Consigli utili derivati dalle Linee Guida

  • modera la quantità di grassi e oli che usi per condire e cucinare. Utilizza preferibilmente cotture al cartoccio, forno a microonde, cottura al vapore, ecc;
  • tra i grassi da condimento limita il consumo di quelli di origine animale (burro, lardo, strutto, panna, ecc.) o ad elevato contenuto di grassi saturi (grassi tropicali come palma e cocco); preferisci quelli di origine vegetale (soprattutto l’olio extravergine d’oliva);
  • usa i grassi da condimento preferibilmente a crudo, evita di riutilizzare grassi e oli già cotti;
  • non eccedere nell’utilizzo della frittura;
  • mangia pesce e altri prodotti ittici, sia freschi sia surgelati (almeno 2-3 volte a settimana) scegliendo pesce azzurro.

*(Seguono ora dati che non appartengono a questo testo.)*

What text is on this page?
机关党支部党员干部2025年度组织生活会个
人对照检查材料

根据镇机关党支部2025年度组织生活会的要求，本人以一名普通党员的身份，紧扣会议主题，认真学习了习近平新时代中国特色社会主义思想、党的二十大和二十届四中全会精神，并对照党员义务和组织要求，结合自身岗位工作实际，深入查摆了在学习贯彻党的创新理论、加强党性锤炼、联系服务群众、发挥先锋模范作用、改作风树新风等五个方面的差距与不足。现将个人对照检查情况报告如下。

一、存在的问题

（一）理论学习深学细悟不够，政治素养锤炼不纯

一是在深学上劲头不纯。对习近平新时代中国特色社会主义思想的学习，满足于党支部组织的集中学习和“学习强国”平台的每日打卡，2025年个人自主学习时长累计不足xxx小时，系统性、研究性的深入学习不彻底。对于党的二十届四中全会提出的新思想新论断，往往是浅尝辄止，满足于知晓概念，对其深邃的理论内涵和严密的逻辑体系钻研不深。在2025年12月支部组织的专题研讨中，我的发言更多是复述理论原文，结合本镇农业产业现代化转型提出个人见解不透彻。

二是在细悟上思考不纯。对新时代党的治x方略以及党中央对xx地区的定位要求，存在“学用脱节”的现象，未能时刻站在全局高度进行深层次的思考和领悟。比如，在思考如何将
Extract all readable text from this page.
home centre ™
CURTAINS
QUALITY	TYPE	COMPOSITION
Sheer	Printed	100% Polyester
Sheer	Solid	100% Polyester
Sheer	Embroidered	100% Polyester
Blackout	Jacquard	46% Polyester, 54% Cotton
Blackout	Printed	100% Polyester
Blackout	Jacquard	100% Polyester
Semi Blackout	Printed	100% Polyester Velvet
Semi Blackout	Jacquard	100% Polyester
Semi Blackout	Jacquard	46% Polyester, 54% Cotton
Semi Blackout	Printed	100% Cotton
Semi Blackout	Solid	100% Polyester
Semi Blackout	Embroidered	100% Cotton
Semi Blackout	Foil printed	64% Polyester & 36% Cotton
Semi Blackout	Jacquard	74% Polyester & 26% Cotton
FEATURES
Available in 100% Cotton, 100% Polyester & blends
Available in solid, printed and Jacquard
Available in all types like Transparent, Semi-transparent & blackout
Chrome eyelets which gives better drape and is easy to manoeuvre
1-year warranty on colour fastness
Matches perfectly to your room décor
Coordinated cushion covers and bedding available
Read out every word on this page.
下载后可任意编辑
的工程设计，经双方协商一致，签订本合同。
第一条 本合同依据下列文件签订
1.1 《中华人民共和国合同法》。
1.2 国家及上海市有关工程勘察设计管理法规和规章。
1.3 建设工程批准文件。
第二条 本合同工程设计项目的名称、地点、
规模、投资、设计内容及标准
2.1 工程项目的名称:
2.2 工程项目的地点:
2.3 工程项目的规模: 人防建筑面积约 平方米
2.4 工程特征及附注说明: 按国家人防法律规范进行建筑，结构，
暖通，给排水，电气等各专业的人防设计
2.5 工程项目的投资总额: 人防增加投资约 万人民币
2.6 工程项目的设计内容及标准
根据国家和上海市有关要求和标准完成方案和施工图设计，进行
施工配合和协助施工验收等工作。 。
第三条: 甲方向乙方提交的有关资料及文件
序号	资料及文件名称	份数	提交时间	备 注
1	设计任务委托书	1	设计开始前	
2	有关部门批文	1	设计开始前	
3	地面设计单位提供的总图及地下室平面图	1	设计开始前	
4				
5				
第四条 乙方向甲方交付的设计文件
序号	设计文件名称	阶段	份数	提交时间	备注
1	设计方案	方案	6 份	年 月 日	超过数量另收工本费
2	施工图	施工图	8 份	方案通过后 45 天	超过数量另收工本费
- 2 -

Tieni presente che il grasso del pesce si trova soprattutto sotto la pelle, quindi scegliere pesci piccoli che si mangiano con la pelle è utile anche per il loro apporto di grassi;
  • tra le carni, preferisci quelle magre ed elimina il grasso visibile già prima della cottura;
  • consuma 2-4 uova a settimana, distribuite in più Per Le uova, infatti, pur contenendo un’elevata quota di colesterolo, prevalgono connotazioni nutrizionali positive, quali l’elevata densità di nutrienti, tra cui spiccano proteine di altissima qualità, il basso contenuto di energia, la ricchezza di componenti funzionali, la praticità, la versatilità, il basso costo, e non da ultimo, il vantaggio di promuovere il senso di sazietà in virtù della quota proteica;
  • bevi ogni giorno 1/2 porzioni di latte o yogurt, scegliendo preferibilmente quello parzialmente scremato, che comunque mantiene il suo contenuto in calcio e proteine;
  • preferisci i formaggi più magri, consumandoli comunque in quantità moderata, meglio come secondo piatto e non come aggiunta ad un pasto già completo;
  • ricorda che non è vero che sia necessario usare prodotti “light” per stare in forma o per dimagrire. Questi “alleggerimenti” sono in alcuni casi positivi in quanto implicano minori apporti di energia e di grassi, purché non siano una scusa per concedersi porzioni più abbondanti o un consumo più frequente;

Infine, meritano una considerazione a parte gli alimenti specificamente formulati per celiaci, per cui c’è la falsa credenza che siano più ricchi in grassi degli alimenti tradizionali con glutine. Da uno studio scientifico italiano[1], si evidenzia che i prodotti senza glutine sono del tutto assimilabili agli altri per contenuto di calorie, grassi e zuccheri: questo significa che hanno proprietà nutrizionali sovrapponibili e possono essere per chi è celiaco la base per una dieta sana ed equilibrata.

 

[1] Cornicelli M, Saba M, Machello N, Silano M, Neuhold S. Nutritional composition of gluten-free food versus regular food sold in the Italian market. Dig Liver Dis. 2018;50(12):1305-8.